I would have expected state for different instance of B or also C to be 
separate.
This also is the case as each instance of B gets its own mixin instance and 
thus own state.

The problem is, that at some point the state was lost and new state was 
created, probably because a new mixin instance was created, don't see how it 
could have been otherwise.
{quote}as long as your object instance is reachable, the mixin instance will be 
available
{quote}
Ah, sorry, somehow missed that and probably was too tired to remember at 2 AM.
But my last half-sentence of the original description actually discarded that 
assumption as red herring already anyway. :D
{quote}I'm not sure from your description how you are keeping instances of B or 
C.
{quote}
Also here it was about Spock {{Specification}} instances.
Another try to overcome that private method calling restriction in Groovy 5.
In the meantime I also discarded this approach and instead insert static method 
calls instead of using a trait or mixin and that works much better.

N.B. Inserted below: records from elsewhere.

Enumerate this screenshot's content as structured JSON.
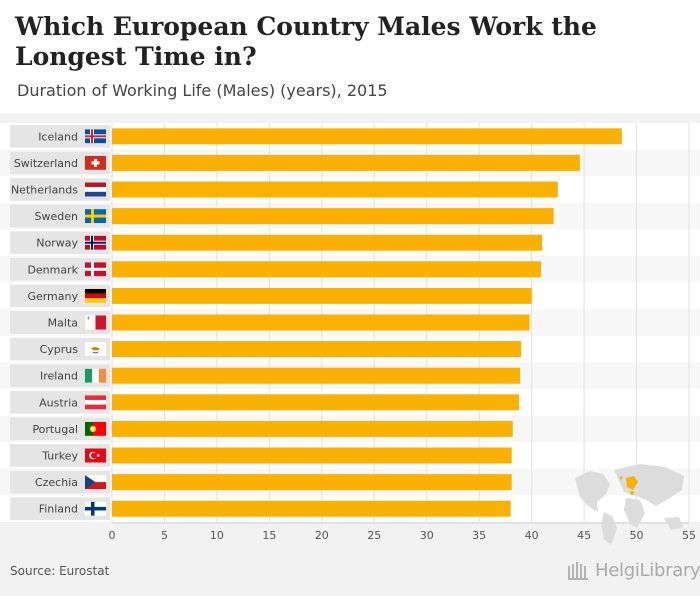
{
  "header": {
    "title": "Which European Country Males Work the Longest Time in?",
    "subtitle": "Duration of Working Life (Males) (years), 2015"
  },
  "footer": {
    "source": "Source: Eurostat",
    "logo": "HelgiLibrary."
  },
  "colors": {
    "bar": "#fbb101",
    "label_bg": "#e5e5e5",
    "grid": "#e2e2e2"
  },
  "chart_data": {
    "type": "bar",
    "orientation": "horizontal",
    "title": "Which European Country Males Work the Longest Time in?",
    "subtitle": "Duration of Working Life (Males) (years), 2015",
    "categories": [
      "Iceland",
      "Switzerland",
      "Netherlands",
      "Sweden",
      "Norway",
      "Denmark",
      "Germany",
      "Malta",
      "Cyprus",
      "Ireland",
      "Austria",
      "Portugal",
      "Turkey",
      "Czechia",
      "Finland"
    ],
    "flags": [
      "iceland-flag-icon",
      "switzerland-flag-icon",
      "netherlands-flag-icon",
      "sweden-flag-icon",
      "norway-flag-icon",
      "denmark-flag-icon",
      "germany-flag-icon",
      "malta-flag-icon",
      "cyprus-flag-icon",
      "ireland-flag-icon",
      "austria-flag-icon",
      "portugal-flag-icon",
      "turkey-flag-icon",
      "czechia-flag-icon",
      "finland-flag-icon"
    ],
    "values": [
      48.6,
      44.6,
      42.5,
      42.1,
      41.0,
      40.9,
      40.0,
      39.8,
      39.0,
      38.9,
      38.8,
      38.2,
      38.1,
      38.1,
      38.0
    ],
    "xlim": [
      0,
      55
    ],
    "xticks": [
      "0",
      "5",
      "10",
      "15",
      "20",
      "25",
      "30",
      "35",
      "40",
      "45",
      "50",
      "55"
    ],
    "xlabel": "",
    "ylabel": "",
    "grid": true
  }
}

{{A}} is / was {{SpecInternals}} with the {{...Impl}} methods.
B is / was {{{}Specification{}}}.
C is / was the actual specifications that are written and executed.

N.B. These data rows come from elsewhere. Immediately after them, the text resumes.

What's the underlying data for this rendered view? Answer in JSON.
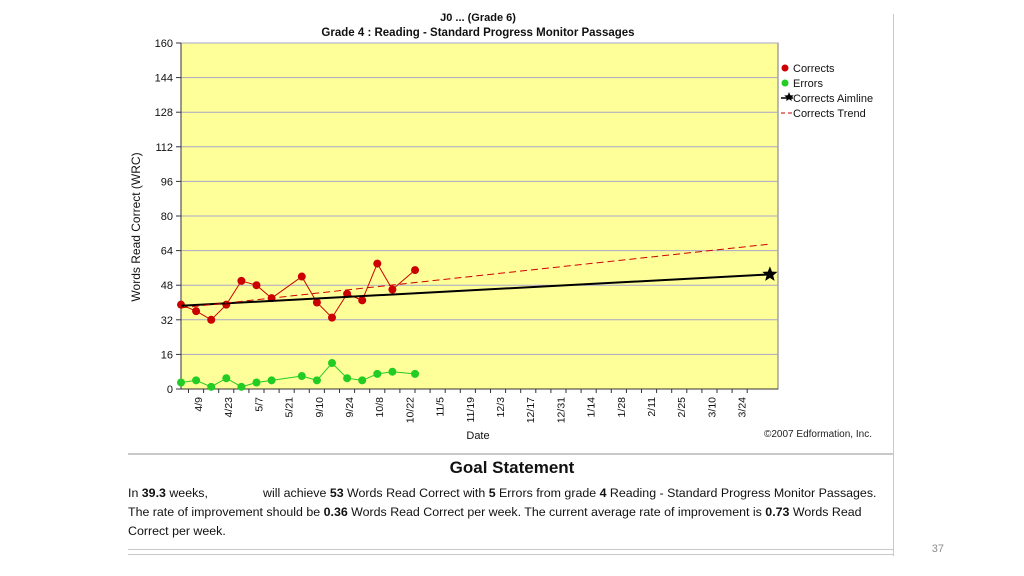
{
  "chart_data": {
    "type": "line",
    "title_line1": "J0 ... (Grade 6)",
    "title": "Grade 4 : Reading - Standard Progress Monitor Passages",
    "xlabel": "Date",
    "ylabel": "Words Read Correct (WRC)",
    "ylim": [
      0,
      160
    ],
    "yticks": [
      0,
      16,
      32,
      48,
      64,
      80,
      96,
      112,
      128,
      144,
      160
    ],
    "xticks": [
      "4/9",
      "4/23",
      "5/7",
      "5/21",
      "9/10",
      "9/24",
      "10/8",
      "10/22",
      "11/5",
      "11/19",
      "12/3",
      "12/17",
      "12/31",
      "1/14",
      "1/28",
      "2/11",
      "2/25",
      "3/10",
      "3/24"
    ],
    "grid": true,
    "legend_position": "right",
    "series": [
      {
        "name": "Corrects",
        "color": "#cc0000",
        "marker": "circle",
        "x": [
          0,
          0.5,
          1,
          1.5,
          2,
          2.5,
          3,
          4,
          4.5,
          5,
          5.5,
          6,
          6.5,
          7,
          7.75
        ],
        "y": [
          39,
          36,
          32,
          39,
          50,
          48,
          42,
          52,
          40,
          33,
          44,
          41,
          58,
          46,
          55
        ]
      },
      {
        "name": "Errors",
        "color": "#22cc22",
        "marker": "circle",
        "x": [
          0,
          0.5,
          1,
          1.5,
          2,
          2.5,
          3,
          4,
          4.5,
          5,
          5.5,
          6,
          6.5,
          7,
          7.75
        ],
        "y": [
          3,
          4,
          1,
          5,
          1,
          3,
          4,
          6,
          4,
          12,
          5,
          4,
          7,
          8,
          7
        ]
      },
      {
        "name": "Corrects Aimline",
        "color": "#000000",
        "marker": "star",
        "x": [
          0,
          19.5
        ],
        "y": [
          38.5,
          53
        ]
      },
      {
        "name": "Corrects Trend",
        "color": "#cc0000",
        "dash": true,
        "x": [
          0,
          19.5
        ],
        "y": [
          37.5,
          67
        ]
      }
    ]
  },
  "copyright": "©2007 Edformation, Inc.",
  "goal": {
    "title": "Goal Statement",
    "p1": "In ",
    "weeks": "39.3",
    "p2": " weeks, ",
    "p3": " will achieve ",
    "wrc": "53",
    "p4": " Words Read Correct with ",
    "errors": "5",
    "p5": " Errors from grade ",
    "grade": "4",
    "p6": " Reading - Standard Progress Monitor Passages.  The rate of improvement should be ",
    "rate_goal": "0.36",
    "p7": " Words Read Correct per week. The current average rate of improvement is ",
    "rate_current": "0.73",
    "p8": " Words Read Correct per week."
  },
  "slide_number": "37"
}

So I'm pretty sure the instances were not softly-reachable but strongly 
referenced.

> Stateful runtime mixins sometimes do not work properly
> ------------------------------------------------------
>
>                 Key: GROOVY-11775
>                 URL: https://issues.apache.org/jira/browse/GROOVY-11775
>             Project: Groovy
>          Issue Type: Bug
>    Affects Versions: 4.0.26
>            Reporter: Björn Kautler
>            Priority: Major
>
> I have class {{A}} and class {{B}}.
> I {{mixin}} {{A}} to {{B}} using {{B.mixin(A)}}.
> {{A}} has a property {{X}}.
> Now I have a method {{M}} in a subclass of {{B}} which first calls a method 
> {{N}} of {{A}}, then another method {{O}} of {{A}}.
> Both calls happen linearly, both happen on the same thread, yet occasionally 
> the call to {{O}} hits a different instance of {{A}} than the call to {{N}} 
> and thus {{N}} and {{O}} work on a different instance of the field in {{A}}.
> From a quick look at the code an debug, the problem might maybe be, that the 
> {{MixinInMetaClass#managedIdentityConcurrentMap}} holds the {{B}} instances 
> that serve as key in soft references. So maybe if the heap gets exhausted 
> between calling {{N}} and {{O}}, the map entry is nuked by the garbage 
> collector and thus the {{O}} call creates a new {{A}} instance.
> If this is the case (or actually whatever else causes what I see), stateful 
> runtime mixins are quite flaky and should not be used unless this is fixed, 
> as you cannot rely on the state. Actually, I was not able to knit an MCVE by 
> intentionally triggering two OOME between the calls to {{N}} and {{O}}, so my 
> suspicion about the cause might not be correct.